Host: And you’re getting some good traction with this approach?

John Langford: Yeah. I mean, contextual bandits are deployed in the real world and being used in many places at this point.

Host: Okay.

John Langford: There’s every reason to believe that if we can crack contextual decision processes, which is our current agenda, that will be of great use as well.

Host: Rafah, at its core, reinforcement learning systems are designed to be self-improving systems, and kind of learn from the real world like humans do.

Rafah Hosn: Yes.

Host: Or puppies.

Rafah Hosn: Or puppies.

Host: And the real world is uncertain and risky.

Rafah Hosn: Yes.

Host: So how do you, from your perspective or from your angle, build trust with the customers that you interact with, both third-party and first-party customers who are giving you access to their own real-life traffic online?

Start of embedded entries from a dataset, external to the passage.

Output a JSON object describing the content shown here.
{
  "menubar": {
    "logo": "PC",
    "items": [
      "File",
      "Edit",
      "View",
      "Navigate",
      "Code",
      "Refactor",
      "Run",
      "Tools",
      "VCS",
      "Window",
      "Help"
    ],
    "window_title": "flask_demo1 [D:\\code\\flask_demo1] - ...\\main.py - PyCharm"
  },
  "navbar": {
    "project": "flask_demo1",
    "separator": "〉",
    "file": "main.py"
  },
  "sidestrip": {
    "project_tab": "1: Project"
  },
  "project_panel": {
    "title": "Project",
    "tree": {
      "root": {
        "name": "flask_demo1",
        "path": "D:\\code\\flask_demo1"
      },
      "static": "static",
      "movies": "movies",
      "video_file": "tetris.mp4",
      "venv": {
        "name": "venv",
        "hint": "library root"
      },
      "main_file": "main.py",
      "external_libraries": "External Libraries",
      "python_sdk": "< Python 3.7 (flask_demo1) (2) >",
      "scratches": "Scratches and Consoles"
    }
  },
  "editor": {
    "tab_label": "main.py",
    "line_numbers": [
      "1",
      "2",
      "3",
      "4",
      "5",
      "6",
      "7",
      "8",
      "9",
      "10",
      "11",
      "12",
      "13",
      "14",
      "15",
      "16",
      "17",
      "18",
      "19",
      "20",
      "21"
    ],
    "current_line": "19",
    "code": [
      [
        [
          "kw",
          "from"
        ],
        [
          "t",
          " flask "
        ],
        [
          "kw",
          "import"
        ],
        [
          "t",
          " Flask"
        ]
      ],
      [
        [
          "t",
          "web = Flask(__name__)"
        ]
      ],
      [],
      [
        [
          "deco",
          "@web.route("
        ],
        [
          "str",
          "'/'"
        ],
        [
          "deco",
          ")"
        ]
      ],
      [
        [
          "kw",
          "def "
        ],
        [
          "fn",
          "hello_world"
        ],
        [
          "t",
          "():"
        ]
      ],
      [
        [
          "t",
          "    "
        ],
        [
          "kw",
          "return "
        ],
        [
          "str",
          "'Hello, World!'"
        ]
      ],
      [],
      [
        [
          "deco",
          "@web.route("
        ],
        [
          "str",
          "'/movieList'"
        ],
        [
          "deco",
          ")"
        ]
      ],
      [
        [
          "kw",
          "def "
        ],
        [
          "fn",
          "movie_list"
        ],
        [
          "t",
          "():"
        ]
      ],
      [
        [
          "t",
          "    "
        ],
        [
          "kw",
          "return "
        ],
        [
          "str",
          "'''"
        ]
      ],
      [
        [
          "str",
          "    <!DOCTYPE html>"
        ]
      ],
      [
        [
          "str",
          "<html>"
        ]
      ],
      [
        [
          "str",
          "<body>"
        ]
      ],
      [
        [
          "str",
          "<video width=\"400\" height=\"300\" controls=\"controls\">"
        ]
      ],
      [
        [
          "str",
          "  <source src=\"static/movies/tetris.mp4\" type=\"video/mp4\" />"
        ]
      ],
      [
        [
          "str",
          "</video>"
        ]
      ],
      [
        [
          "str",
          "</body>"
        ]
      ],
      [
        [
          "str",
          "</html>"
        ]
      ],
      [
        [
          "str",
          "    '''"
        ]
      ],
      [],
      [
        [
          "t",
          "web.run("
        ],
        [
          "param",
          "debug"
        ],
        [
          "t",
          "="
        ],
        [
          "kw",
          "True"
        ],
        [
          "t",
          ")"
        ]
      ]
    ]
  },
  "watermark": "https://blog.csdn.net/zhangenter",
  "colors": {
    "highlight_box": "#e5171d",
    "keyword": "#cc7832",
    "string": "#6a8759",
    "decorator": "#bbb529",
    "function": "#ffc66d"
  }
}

Rafah Hosn: Yeah, this is an important topic when we start looking at how we do incubations in our team. And we have a specific challenge, as you were saying, because if we were a supervised learning model, we would go to a customer and say, hey, you know, give me a data set, I’ll run my algorithm, if it improves, you deploy it, we deploy it in an A/B test, and if we are good, you’re good to go. Our system is deployed in production, so here we are with customers and talking to them about advanced machine learning techniques from research, and we want to deploy them in their online production system. So, as you can imagine, it becomes an interesting conversation. So, the way we approach this actually is by taking ideas from product teams. So, when we went and did our incubations, we did it with a hardened prototype, meaning this is a prototype that’s not your typical stitched-up Python code, that, you know is hacky. We took a fair amount of time to harden it to the degree that if you run it in production, it’s not going to crash your customers online productions system. So that’s number one. And then when we approach customers, our system learns from the real world, and you do need a certain amount of traffic because our models are like newborn puppies. They don’t know any tricks. So, you need to give them information in order to learn. But what we typically do is we have a conversation with our customer and say, hey, you know, yes, this is research, but it is hardened prototype. That’s number one. And two, we use previous incubations as reference to newer ones. We borrow ideas from how products go sell their prototypes, right? And then we, as a methodology, say to customers, when they have large volumes of traffic, to give us a portion of their traffic which is good enough for us to learn and prove the ROI, but small enough for them to de-risk. And that methodology has worked very well for us.

Host: De-risk is such a good word. Let’s go a little further on that thread. Talk a little bit about the cold start versus the warm start when you’re deploying.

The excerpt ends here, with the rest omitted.